Participants who switched to an integrase inhibitor were more likely to have chronic liver disease (26% of that group vs. 20% of the remaining group), dyslipidemia (33% vs. 19%, respectively, of the two groups) and/or hypertension (44% vs. 32% of the two groups). While the median body mass index at the switch or comparator visit was similar between the groups (around 26 kg/m2), 64% of participants who stayed on their regimen continued to take tenofovir disoproxil fumarate, known to suppress weight, compared to 44% of participants who switched to an integrase inhibitor. The reverse was true for tenofovir alafenamide, an alternative to disoproxil fumarate without effect on weight: 2% of participants who did not switch to an integrase inhibitor started that drug compared to 22% of switch participants.
Although the risk of incident diabetes was initially higher in the switch group (weighted hazard ratio of 1.79), that difference disappeared after two years, with no difference over 10 years. That association remained even if no weight was gained during the first two years after switching.

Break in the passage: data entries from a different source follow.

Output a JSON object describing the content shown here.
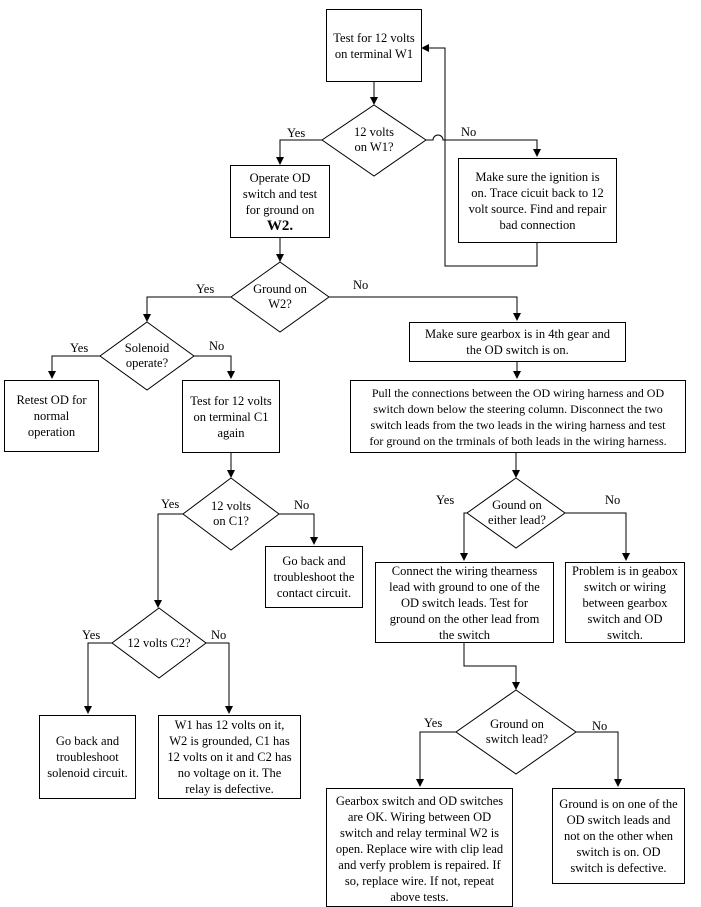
{
  "nodes": {
    "test_w1": "Test for 12 volts\non terminal W1",
    "dec_w1": "12 volts\non W1?",
    "ignition": "Make sure the ignition is\non. Trace cicuit back to 12\nvolt source.  Find and repair\nbad connection",
    "operate_od_main": "Operate OD\nswitch and test\nfor ground on",
    "operate_od_w2": "W2.",
    "dec_ground_w2": "Ground on\nW2?",
    "gearbox_4th": "Make sure gearbox is in 4th gear and\nthe OD switch is on.",
    "dec_solenoid": "Solenoid\noperate?",
    "pull_connections": "Pull the connections between the OD wiring harness and OD\nswitch down below the steering column.  Disconnect the two\nswitch leads from the two leads in the wiring harness and test\nfor ground on the trminals of both leads in the wiring harness.",
    "retest_od": "Retest OD for\nnormal\noperation",
    "test_c1": "Test for 12 volts\non terminal C1\nagain",
    "dec_c1": "12 volts\non C1?",
    "contact_circuit": "Go back and\ntroubleshoot the\ncontact circuit.",
    "dec_either_lead": "Gound on\neither lead?",
    "connect_harness": "Connect the wiring thearness\nlead with ground to one of the\nOD switch leads.  Test for\nground on the other lead from\nthe switch",
    "problem_gearbox": "Problem is in geabox\nswitch or wiring\nbetween gearbox\nswitch and OD\nswitch.",
    "dec_c2": "12 volts C2?",
    "solenoid_circuit": "Go back and\ntroubleshoot\nsolenoid circuit.",
    "relay_defective": "W1 has 12 volts on it,\nW2 is grounded, C1 has\n12 volts on it and C2 has\nno voltage on it.  The\nrelay is defective.",
    "dec_switch_lead": "Ground on\nswitch lead?",
    "gearbox_ok": "Gearbox switch and OD switches\nare OK.  Wiring between OD\nswitch and relay terminal W2 is\nopen. Replace wire with clip lead\nand verfy problem is repaired.  If\nso, replace wire.  If not, repeat\nabove tests.",
    "od_defective": "Ground is on one of the\nOD switch leads and\nnot on the other when\nswitch is on.  OD\nswitch is defective."
  },
  "labels": {
    "w1_yes": "Yes",
    "w1_no": "No",
    "w2_yes": "Yes",
    "w2_no": "No",
    "solenoid_yes": "Yes",
    "solenoid_no": "No",
    "c1_yes": "Yes",
    "c1_no": "No",
    "c2_yes": "Yes",
    "c2_no": "No",
    "either_yes": "Yes",
    "either_no": "No",
    "switch_yes": "Yes",
    "switch_no": "No"
  }
}
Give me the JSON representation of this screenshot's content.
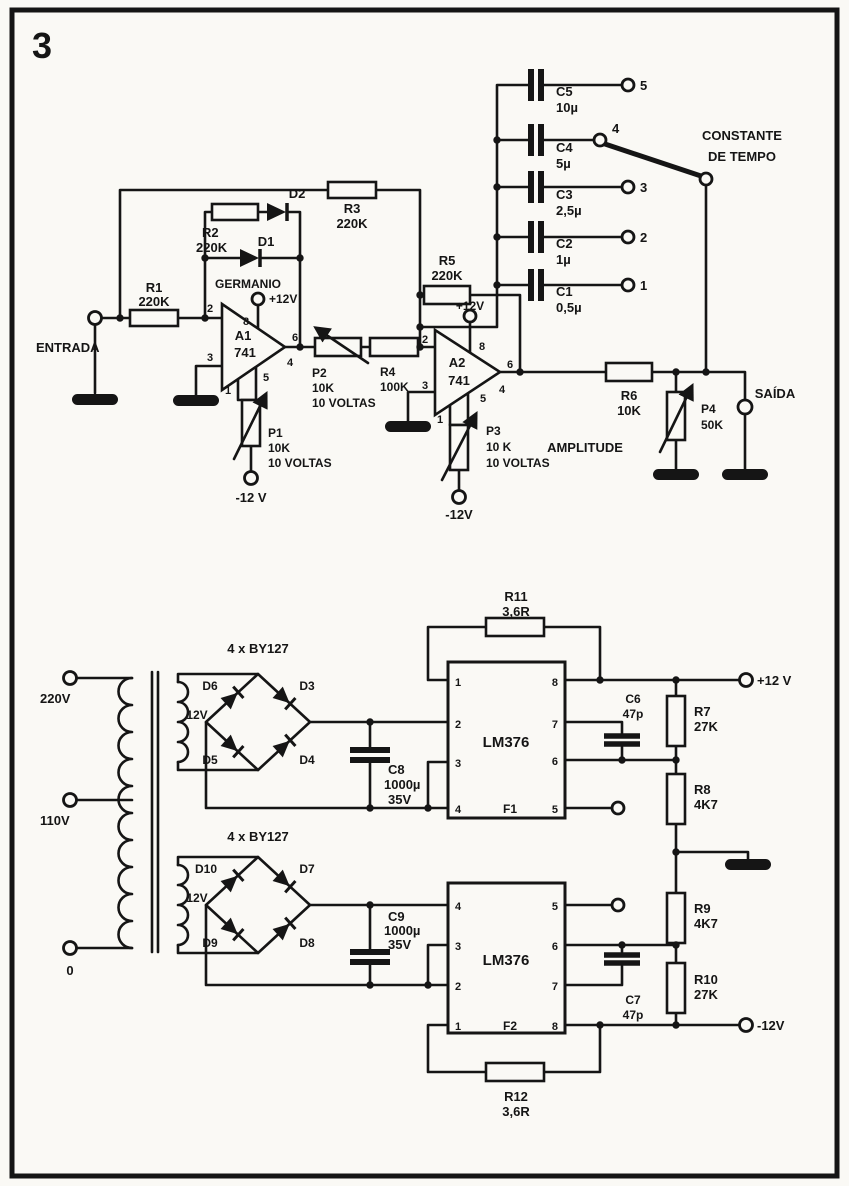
{
  "figure_number": "3",
  "pins": {
    "p1": "1",
    "p2": "2",
    "p3": "3",
    "p4": "4",
    "p5": "5",
    "p6": "6",
    "p7": "7",
    "p8": "8"
  },
  "amp": {
    "entrada": "ENTRADA",
    "saida": "SAÍDA",
    "amplitude": "AMPLITUDE",
    "germanio": "GERMANIO",
    "constante1": "CONSTANTE",
    "constante2": "DE TEMPO",
    "plus12": "+12V",
    "minus12_p1": "-12 V",
    "minus12_p3": "-12V",
    "a1_name": "A1",
    "a1_type": "741",
    "a2_name": "A2",
    "a2_type": "741",
    "r1_name": "R1",
    "r1_val": "220K",
    "r2_name": "R2",
    "r2_val": "220K",
    "r3_name": "R3",
    "r3_val": "220K",
    "r4_name": "R4",
    "r4_val": "100K",
    "r5_name": "R5",
    "r5_val": "220K",
    "r6_name": "R6",
    "r6_val": "10K",
    "p1_name": "P1",
    "p1_val": "10K",
    "p1_turns": "10 VOLTAS",
    "p2_name": "P2",
    "p2_val": "10K",
    "p2_turns": "10 VOLTAS",
    "p3_name": "P3",
    "p3_val": "10 K",
    "p3_turns": "10 VOLTAS",
    "p4_name": "P4",
    "p4_val": "50K",
    "d1": "D1",
    "d2": "D2",
    "c1_name": "C1",
    "c1_val": "0,5µ",
    "c2_name": "C2",
    "c2_val": "1µ",
    "c3_name": "C3",
    "c3_val": "2,5µ",
    "c4_name": "C4",
    "c4_val": "5µ",
    "c5_name": "C5",
    "c5_val": "10µ",
    "t1": "1",
    "t2": "2",
    "t3": "3",
    "t4": "4",
    "t5": "5"
  },
  "psu": {
    "v220": "220V",
    "v110": "110V",
    "v0": "0",
    "by127a": "4 x BY127",
    "by127b": "4 x BY127",
    "sec1": "12V",
    "sec2": "12V",
    "d3": "D3",
    "d4": "D4",
    "d5": "D5",
    "d6": "D6",
    "d7": "D7",
    "d8": "D8",
    "d9": "D9",
    "d10": "D10",
    "c8_name": "C8",
    "c8_val": "1000µ",
    "c8_v": "35V",
    "c9_name": "C9",
    "c9_val": "1000µ",
    "c9_v": "35V",
    "c6_name": "C6",
    "c6_val": "47p",
    "c7_name": "C7",
    "c7_val": "47p",
    "r7_name": "R7",
    "r7_val": "27K",
    "r8_name": "R8",
    "r8_val": "4K7",
    "r9_name": "R9",
    "r9_val": "4K7",
    "r10_name": "R10",
    "r10_val": "27K",
    "r11_name": "R11",
    "r11_val": "3,6R",
    "r12_name": "R12",
    "r12_val": "3,6R",
    "ic1_name": "LM376",
    "ic1_f": "F1",
    "ic2_name": "LM376",
    "ic2_f": "F2",
    "plus12": "+12 V",
    "minus12": "-12V"
  }
}
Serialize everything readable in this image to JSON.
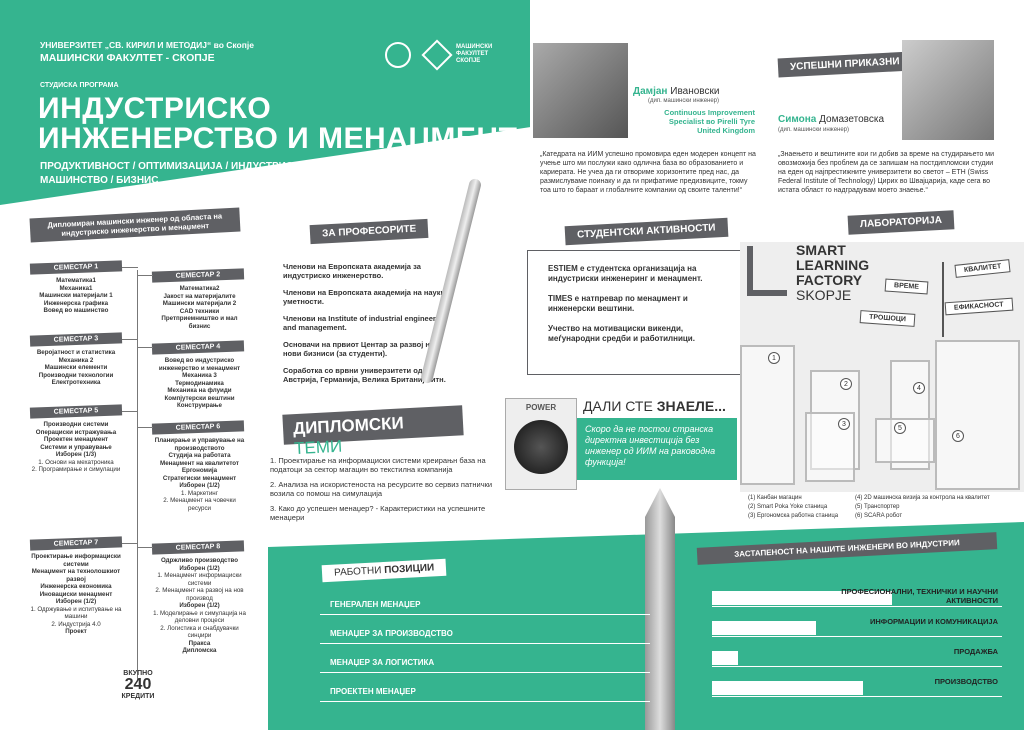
{
  "header": {
    "university": "УНИВЕРЗИТЕТ „СВ. КИРИЛ И МЕТОДИЈ“ во Скопје",
    "faculty": "МАШИНСКИ ФАКУЛТЕТ - СКОПЈЕ",
    "program_label": "СТУДИСКА ПРОГРАМА",
    "title_line1": "ИНДУСТРИСКО",
    "title_line2": "ИНЖЕНЕРСТВО И МЕНАЏМЕНТ",
    "keywords": "ПРОДУКТИВНОСТ / ОПТИМИЗАЦИЈА / ИНДУСТРИСКИ МЕНАЏМЕНТ / ИНОВАЦИИ / МАШИНСТВО / БИЗНИС",
    "logo_text": "МАШИНСКИ ФАКУЛТЕТ СКОПЈЕ"
  },
  "degree_banner": "Дипломиран машински инженер од областа на индустриско инженерство и менаџмент",
  "semesters": [
    {
      "label": "СЕМЕСТАР 1",
      "items": [
        "Математика1",
        "Механика1",
        "Машински материјали 1",
        "Инженерска графика",
        "Вовед во машинство"
      ]
    },
    {
      "label": "СЕМЕСТАР 2",
      "items": [
        "Математика2",
        "Јакост на материјалите",
        "Машински материјали 2",
        "CAD техники",
        "Претприемништво и мал бизнис"
      ]
    },
    {
      "label": "СЕМЕСТАР 3",
      "items": [
        "Веројатност и статистика",
        "Механика 2",
        "Машински елементи",
        "Производни технологии",
        "Електротехника"
      ]
    },
    {
      "label": "СЕМЕСТАР 4",
      "items": [
        "Вовед во индустриско инженерство и менаџмент",
        "Механика 3",
        "Термодинамика",
        "Механика на флуиди",
        "Компјутерски вештини",
        "Конструирање"
      ]
    },
    {
      "label": "СЕМЕСТАР 5",
      "items": [
        "Производни системи",
        "Операциски истражувања",
        "Проектен менаџмент",
        "Системи и управување",
        "Изборен (1/3)",
        "1. Основи на мехатроника",
        "2. Програмирање и симулации"
      ]
    },
    {
      "label": "СЕМЕСТАР 6",
      "items": [
        "Планирање и управување на производството",
        "Студија на работата",
        "Менаџмент на квалитетот",
        "Ергономија",
        "Стратегиски менаџмент",
        "Изборен (1/2)",
        "1. Маркетинг",
        "2. Менаџмент на човечки ресурси"
      ]
    },
    {
      "label": "СЕМЕСТАР 7",
      "items": [
        "Проектирање информациски системи",
        "Менаџмент на технолошкиот развој",
        "Инженерска економика",
        "Иновациски менаџмент",
        "Изборен (1/2)",
        "1. Одржување и испитување на машини",
        "2. Индустрија 4.0",
        "Проект"
      ]
    },
    {
      "label": "СЕМЕСТАР 8",
      "items": [
        "Одржливо производство",
        "Изборен (1/2)",
        "1. Менаџмент информациски системи",
        "2. Менаџмент на развој на нов производ",
        "Изборен (1/2)",
        "1. Моделирање и симулација на деловни процеси",
        "2. Логистика и снабдувачки синџири",
        "Пракса",
        "Дипломска"
      ]
    }
  ],
  "credits": {
    "line1": "ВКУПНО",
    "value": "240",
    "line2": "КРЕДИТИ"
  },
  "professors": {
    "banner": "ЗА ПРОФЕСОРИТЕ",
    "items": [
      "Членови на Европската академија за индустриско инженерство.",
      "Членови на Европската академија на науки и уметности.",
      "Членови на Institute of industrial engineering and management.",
      "Основачи на првиот Центар за развој на нови бизниси (за студенти).",
      "Соработка со врвни универзитети од Австрија, Германија, Велика Британија итн."
    ]
  },
  "diploma": {
    "title_a": "ДИПЛОМСКИ",
    "title_b": "ТЕМИ",
    "items": [
      "1. Проектирање на информациски системи креирањн база на податоци за сектор магацин во текстилна компанија",
      "2. Анализа на искористеноста на ресурсите во сервиз патнички возила со помош на симулација",
      "3. Како до успешен менаџер? - Карактеристики на успешните менаџери"
    ]
  },
  "person1": {
    "first": "Дамјан",
    "last": "Ивановски",
    "degree": "(дип. машински инженер)",
    "role": "Continuous Improvement Specialist во Pirelli Tyre United Kingdom",
    "quote": "„Катедрата на ИИМ успешно промовира еден модерен концепт на учење што ми послужи како одлична база во образованието и кариерата. Не учеа да ги отвориме хоризонтите пред нас, да размислуваме поинаку и да ги прифатиме предизвиците, токму тоа што го бараат и глобалните компании од своите таленти!“"
  },
  "success_banner": "УСПЕШНИ ПРИКАЗНИ",
  "person2": {
    "first": "Симона",
    "last": "Домазетовска",
    "degree": "(дип. машински инженер)",
    "quote": "„Знаењето и вештините кои ги добив за време на студирањето ми овозможија без проблем да се запишам на постдипломски студии на еден од најпрестижните универзитети во светот – ETH (Swiss Federal Institute of Technology) Цирих во Швајцарија, каде сега во истата област го надградувам моето знаење.“"
  },
  "activities": {
    "banner": "СТУДЕНТСКИ АКТИВНОСТИ",
    "items": [
      "ESTIEM е студентска организација на индустриски инженеринг и менаџмент.",
      "TIMES е натпревар по менаџмент и инженерски вештини.",
      "Учество на мотивациски викенди, меѓународни средби и работилници."
    ]
  },
  "lab": {
    "banner": "ЛАБОРАТОРИЈА",
    "logo_lines": [
      "SMART",
      "LEARNING",
      "FACTORY",
      "SKOPJE"
    ],
    "signs": [
      "КВАЛИТЕТ",
      "ВРЕМЕ",
      "ЕФИКАСНОСТ",
      "ТРОШОЦИ"
    ],
    "numbers": [
      "1",
      "2",
      "3",
      "4",
      "5",
      "6"
    ],
    "legend_left": [
      "(1) Канбан магацин",
      "(2) Smart Poka Yoke станица",
      "(3) Ергономска работна станица"
    ],
    "legend_right": [
      "(4) 2D машинска визија за контрола на квалитет",
      "(5) Транспортер",
      "(6) SCARA робот"
    ]
  },
  "didyouknow": {
    "button": "POWER",
    "title_a": "ДАЛИ СТЕ",
    "title_b": "ЗНАЕЛЕ...",
    "text": "Скоро да не постои странска директна инвестиција без инженер од ИИМ на раководна функција!"
  },
  "positions": {
    "title_a": "РАБОТНИ",
    "title_b": "ПОЗИЦИИ",
    "items": [
      "ГЕНЕРАЛЕН МЕНАЏЕР",
      "МЕНАЏЕР ЗА ПРОИЗВОДСТВО",
      "МЕНАЏЕР ЗА ЛОГИСТИКА",
      "ПРОЕКТЕН МЕНАЏЕР"
    ]
  },
  "industries": {
    "banner": "ЗАСТАПЕНОСТ НА НАШИТЕ ИНЖЕНЕРИ ВО ИНДУСТРИИ",
    "bars": [
      {
        "label": "ПРОФЕСИОНАЛНИ, ТЕХНИЧКИ И НАУЧНИ АКТИВНОСТИ",
        "value": 0.62
      },
      {
        "label": "ИНФОРМАЦИИ И КОМУНИКАЦИЈА",
        "value": 0.36
      },
      {
        "label": "ПРОДАЖБА",
        "value": 0.09
      },
      {
        "label": "ПРОИЗВОДСТВО",
        "value": 0.52
      }
    ]
  },
  "colors": {
    "green": "#35b48f",
    "gray": "#5f6064"
  }
}
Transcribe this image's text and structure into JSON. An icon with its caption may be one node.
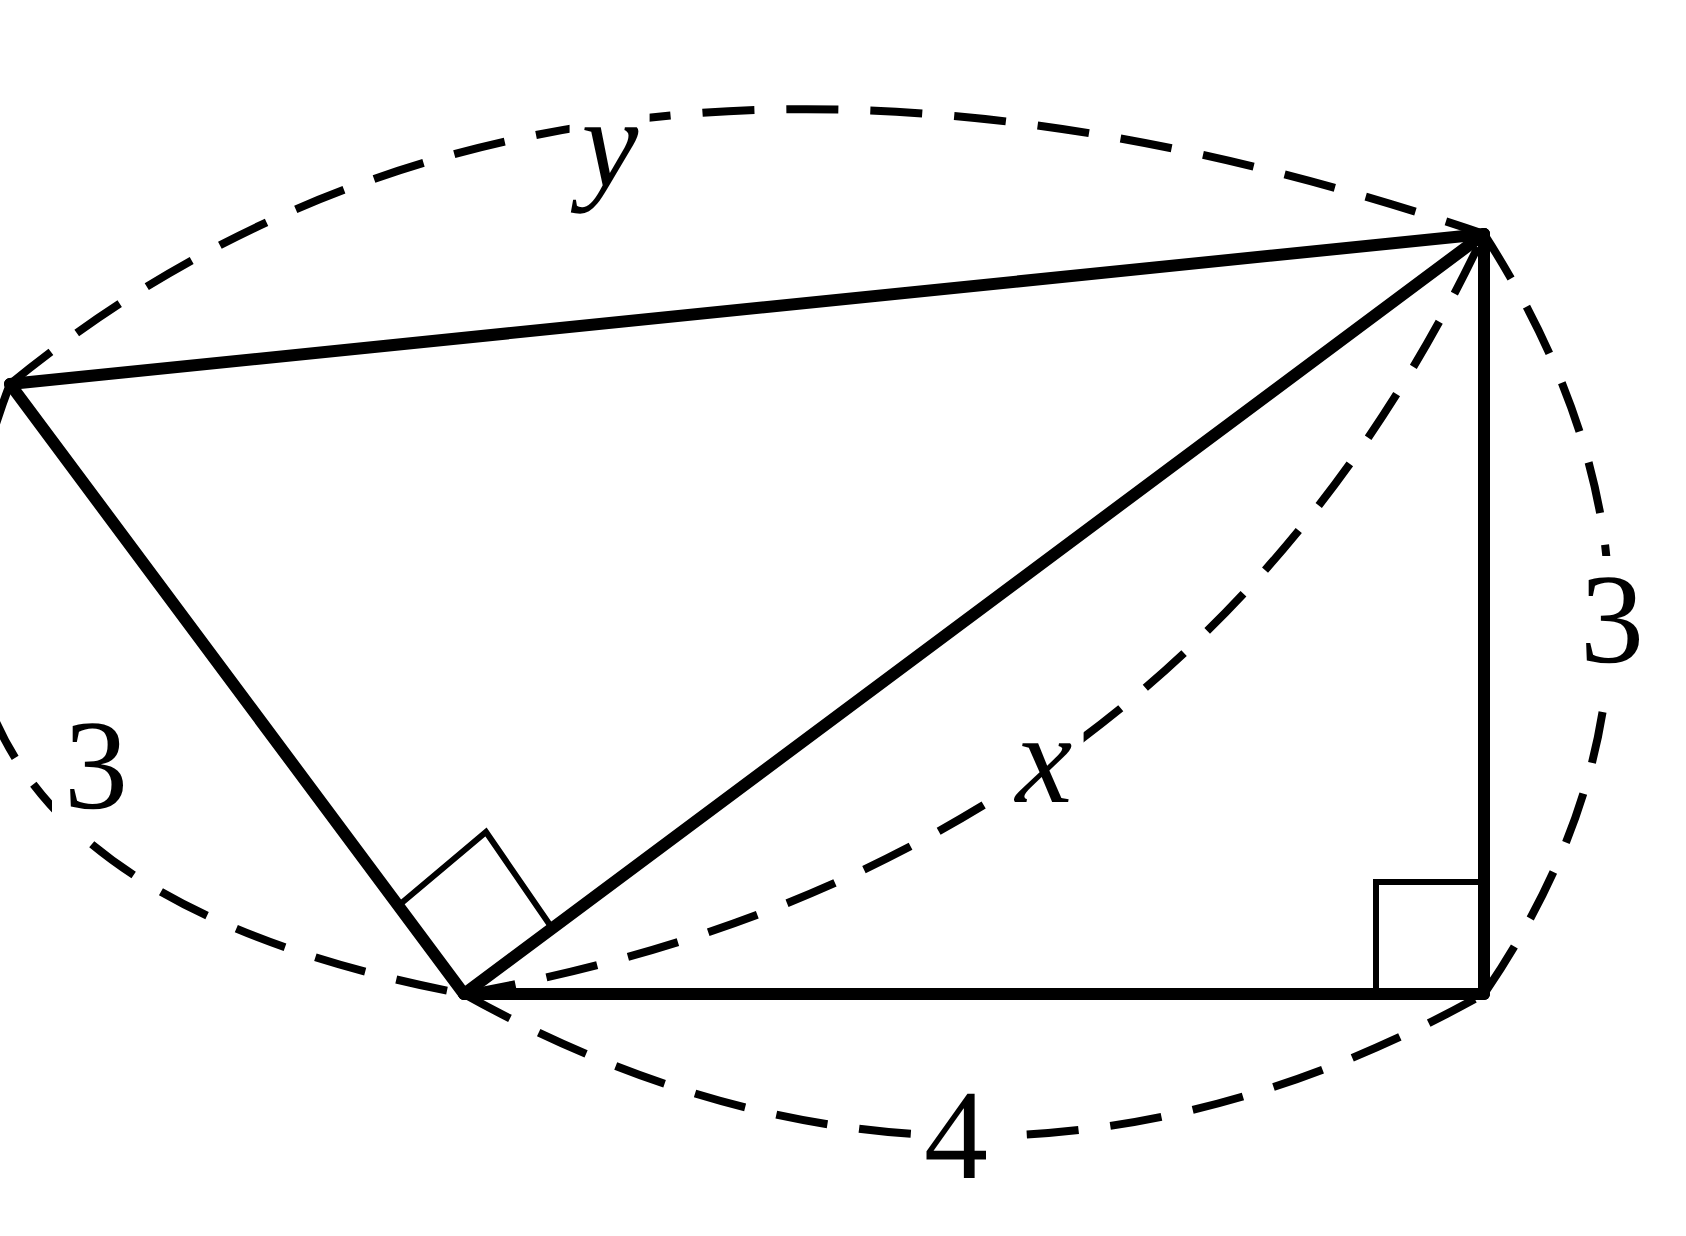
{
  "diagram": {
    "labels": [
      "y",
      "3",
      "3",
      "x",
      "4"
    ]
  }
}
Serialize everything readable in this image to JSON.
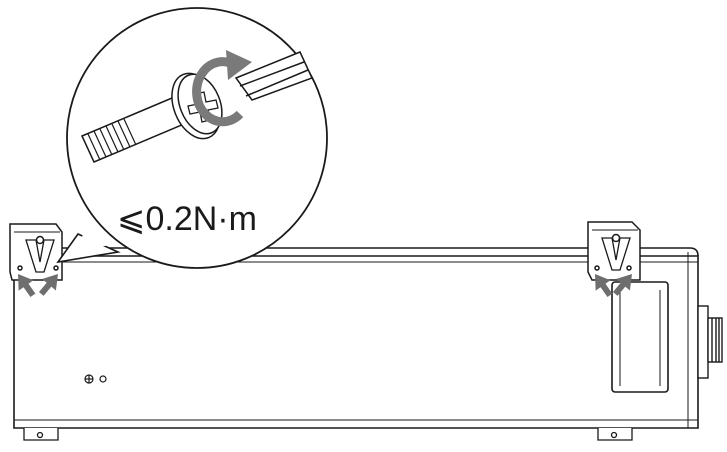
{
  "figure": {
    "torque_label": "⩽0.2N·m",
    "colors": {
      "line": "#1a1a1a",
      "arrow": "#6e6e6e",
      "rotation_arrow": "#7a7a7a",
      "background": "#ffffff"
    },
    "parts": [
      "device-chassis",
      "left-mounting-bracket",
      "right-mounting-bracket",
      "magnified-screw-callout",
      "phillips-screw",
      "screwdriver-tip",
      "rotation-arrow",
      "pointer-arrows",
      "side-connector",
      "front-panel-door",
      "ground-symbol",
      "indicator-hole",
      "feet"
    ]
  }
}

Study limitations reported included potential residual confounding about the reasons for switching, reliance on prescription records to determine medication exposure, and the single-site nature of the study.
These study authors observed that there was no long-term diabetes risk when HIV treatment was changed to an integrase inhibitor.
Recent reports on TheBodyPro support this thinking. While some studies have found an increased risk of weight gain within two years of switching to an integrase inhibitor, recent research suggests that the observed changes do not hold for the entire drug class and may be related to concurrent switching between the two tenofovir versions.